The Computer Fraud and Abuse Act (“CFAA”) may now give employers some teeth to enforce a well-crafted computer use policy. The CFAA punishes anyone who “knowingly and with intent to defraud, accesses a protected computer without authorization, or exceeds authorized access, and by means of such conduct furthers the intended fraud and obtains anything of value.” 18 U.S.C. § 1030(a)(4). Although primarily a criminal statute, the CFAA also includes civil remedies and a private right of action and, therefore, has broad implications for employers who want to protect trade secrets and confidential data from unauthorized access and abuse.
In United States v. Nosal (April 28, 2011), the Ninth Circuit clarifies the reach of the CFAA in the employment context and provides some insight as to how employers may draft computer and data use policies to invoke the protections of the Act. Specifically, the Ninth Circuit held that employees not only violate the CFAA when they access a computer or database that they did not have authorization to access, but also where employees exceed authorized access by accessing information they were only entitled to access under limited circumstances.
The facts of Nosal are instructive and, unfortunately, not unique. Nosal was an executive for the executive search firm Korn/Ferry International. When Nosal left his employment with Korn/Ferry, he signed a separation and release and an independent contractor agreement. As part of the agreements, in exchange for considerable monthly payments over a twelve-month period, Nosal agreed not to compete with Korn/Ferry for one year. However, shortly after leaving his position with Korn/Ferry, Nosal decided to start a competing business. To help him get started, Nosal enlisted some Korn/Ferry employees to use their computer accounts to access Korn/Ferry’s computer system and retrieve data, including executive candidate information that Korn/Ferry regarded as highly confidential proprietary information. The employees had authorization to access the executive candidate data, but only for legitimate Korn/Ferry business. According to the indictment, the employees gathered names and contact information of executive candidates maintained in Korn/Ferry’s database and transferred the data to Nosal.
The Court recognized that Korn/Ferry had taken considerable measures to protect the confidentiality of the data in its database. One of the key points noted by the Court is that Korn/Ferry controlled physical access to its database using unique employee usernames and passwords. Korn/Ferry also had a strict rule that usernames and passwords were only to be used by the assigned Korn/Ferry employee. In addition, Korn/Ferry had its employees enter into agreements that explained the proprietary nature of the data in its databases and restricted the use and disclosure of the data to legitimate Korn/Ferry business. Thus, when the employees transferred data to Nosal, they not only violated Korn/Ferry’s restricted use policy, but they also violated the CFAA because they exceeded their use authorization.

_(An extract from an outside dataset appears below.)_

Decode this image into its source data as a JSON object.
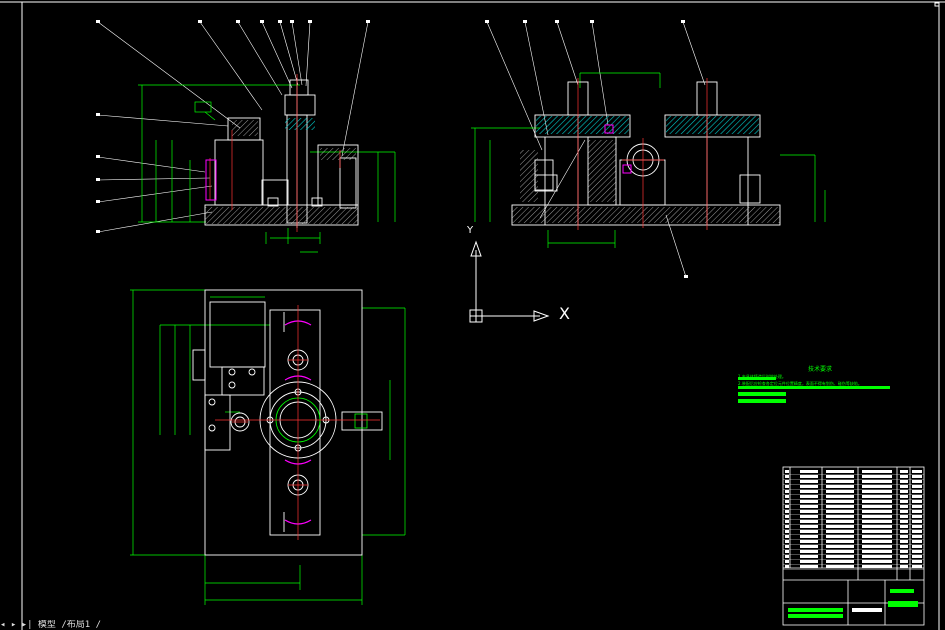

In his defense, Nosal argued that if the CFAA was interpreted to include employee use that exceeds authorization, it would lead to prosecution of employees for innocent misuse or for merely violating the employer’s use policies. For example, a violation of the CFAA would occur when an employee who has been granted access to sensitive data out of curiosity looks at additional data. The Ninth Circuit rejected this argument and was persuaded that the specific intent and causation requirements of the statute provide sufficient protection from prosecution for innocuous violations of an employer’s use policy.
Moreover, under the Ninth Circuit’s interpretation, for a violation of the CFAA to occur, the employer must have placed restrictions on the employee’s permissible use. Therefore, to receive the full benefit of the CFAA, a use restriction policy should carefully explain what is and is not permissible use.
Now is an excellent time for employers to review their computer use policies or consider adopting one. To take full advantage of the protections of the CFAA, a policy should contain clear and conspicuous use restrictions. At minimum, the policy should make it clear that employees may access and use information available on or through work computers only for legitimate and authorized business purposes, and that employee access and use rights will be deemed revoked if they use work computers for unauthorized purposes.
Authored by Sheppard Mullin’s Labor & Employment Practice Group.